I Can Defend Him
Copyright© 2026 by Megumi Kashuahara
Chapter 1
“I can defend him.”
The laughter started in the front row.
It spread the way laughter always does when someone says something that makes powerful people uncomfortable — fast, loud, and mean. Reporters, lawyers, spectators who’d lined up before dawn just to watch a rich man fall. All of them laughing at the same thing.
At her.
Camika Foster was eight years old, four feet four inches tall, and wearing a dress her grandmother had washed so many times the blue had gone gray at the elbows. Her sneakers didn’t match — not the laces anyway — and her backpack had three different kinds of duct tape holding the left strap together. Her hair was in pigtails that had started the morning even and hadn’t stayed that way.
She was standing in the third row of courtroom 9B with one hand gripping the bench in front of her, and she was not sitting back down.
“I can defend him,” she said again, louder this time.
The laughter got louder too. Someone in the press row actually slapped his knee. The bailiff looked at the judge. The judge looked at the girl. The prosecutor, a man named Morris McDaniels who wore suits that cost more than Camika’s grandmother made in a month, was grinning like he’d just won something.
Maybe he thought he had.
Judge Margaret Sanders banged her gavel. “Order.”
The laughter died down the way it always does when a judge uses that voice. The smirks stayed. They always stay.

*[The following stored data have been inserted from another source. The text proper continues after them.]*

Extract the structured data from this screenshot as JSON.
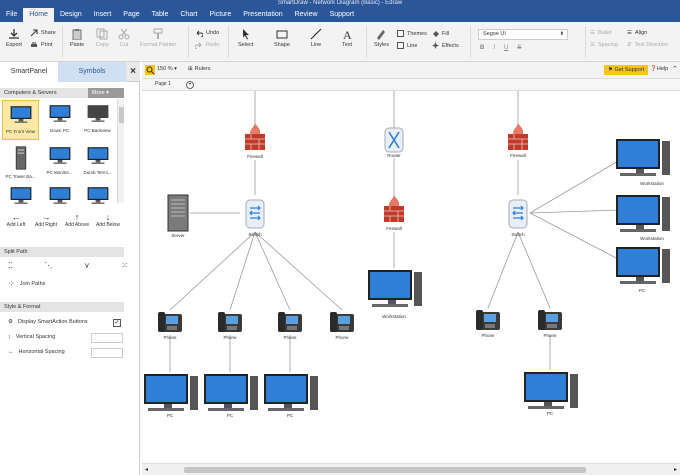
{
  "window": {
    "title": "SmartDraw - Network Diagram (Basic) - Edraw"
  },
  "menu": [
    "File",
    "Home",
    "Design",
    "Insert",
    "Page",
    "Table",
    "Chart",
    "Picture",
    "Presentation",
    "Review",
    "Support"
  ],
  "ribbon": {
    "export": "Export",
    "share": "Share",
    "print": "Print",
    "paste": "Paste",
    "copy": "Copy",
    "cut": "Cut",
    "format_painter": "Format Painter",
    "undo": "Undo",
    "redo": "Redo",
    "select": "Select",
    "shape": "Shape",
    "line": "Line",
    "text": "Text",
    "styles": "Styles",
    "themes": "Themes",
    "line_small": "Line",
    "fill": "Fill",
    "effects": "Effects",
    "font_name": "Segoe UI",
    "bold": "B",
    "italic": "I",
    "underline": "U",
    "strike": "S",
    "bullet": "Bullet",
    "align": "Align",
    "spacing": "Spacing",
    "text_direction": "Text Direction"
  },
  "panel": {
    "tab_smart": "SmartPanel",
    "tab_symbols": "Symbols",
    "close": "×",
    "section_computers": "Computers & Servers",
    "more": "More",
    "tiles": [
      "PC Front View",
      "Down PC",
      "PC Backview",
      "PC Tower Ba...",
      "PC Monitor...",
      "Dumb Termi...",
      "",
      "",
      ""
    ],
    "add_left": "Add Left",
    "add_right": "Add Right",
    "add_above": "Add Above",
    "add_below": "Add Below",
    "split_path": "Split Path",
    "join_paths": "Join Paths",
    "style_format": "Style & Format",
    "display_smart": "Display SmartAction Buttons",
    "vertical_spacing": "Vertical Spacing",
    "horizontal_spacing": "Horizontal Spacing"
  },
  "canvas": {
    "zoom": "150 %",
    "rulers": "Rulers",
    "get_support": "Get Support",
    "help": "Help",
    "page_tab": "Page 1"
  },
  "diagram": {
    "firewall": "Firewall",
    "router": "Router",
    "switch": "Switch",
    "server": "Server",
    "workstation": "Workstation",
    "phone": "Phone",
    "pc": "PC"
  },
  "colors": {
    "accent": "#2b579a",
    "firewall": "#c0392b",
    "selection": "#fde9a7"
  }
}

“Young lady,” Judge Sanders said, and her voice had gone careful the way adult voices do when they’re talking to someone they’ve already decided not to take seriously. “What is your name?”
“Camika Foster.”
“Camika, how old are you?”
“Eight. Almost nine.”
Someone in the gallery made a sound that wasn’t quite a laugh but wanted to be. Camika didn’t look to see who. She kept her eyes on the judge because the judge was the one who mattered right now.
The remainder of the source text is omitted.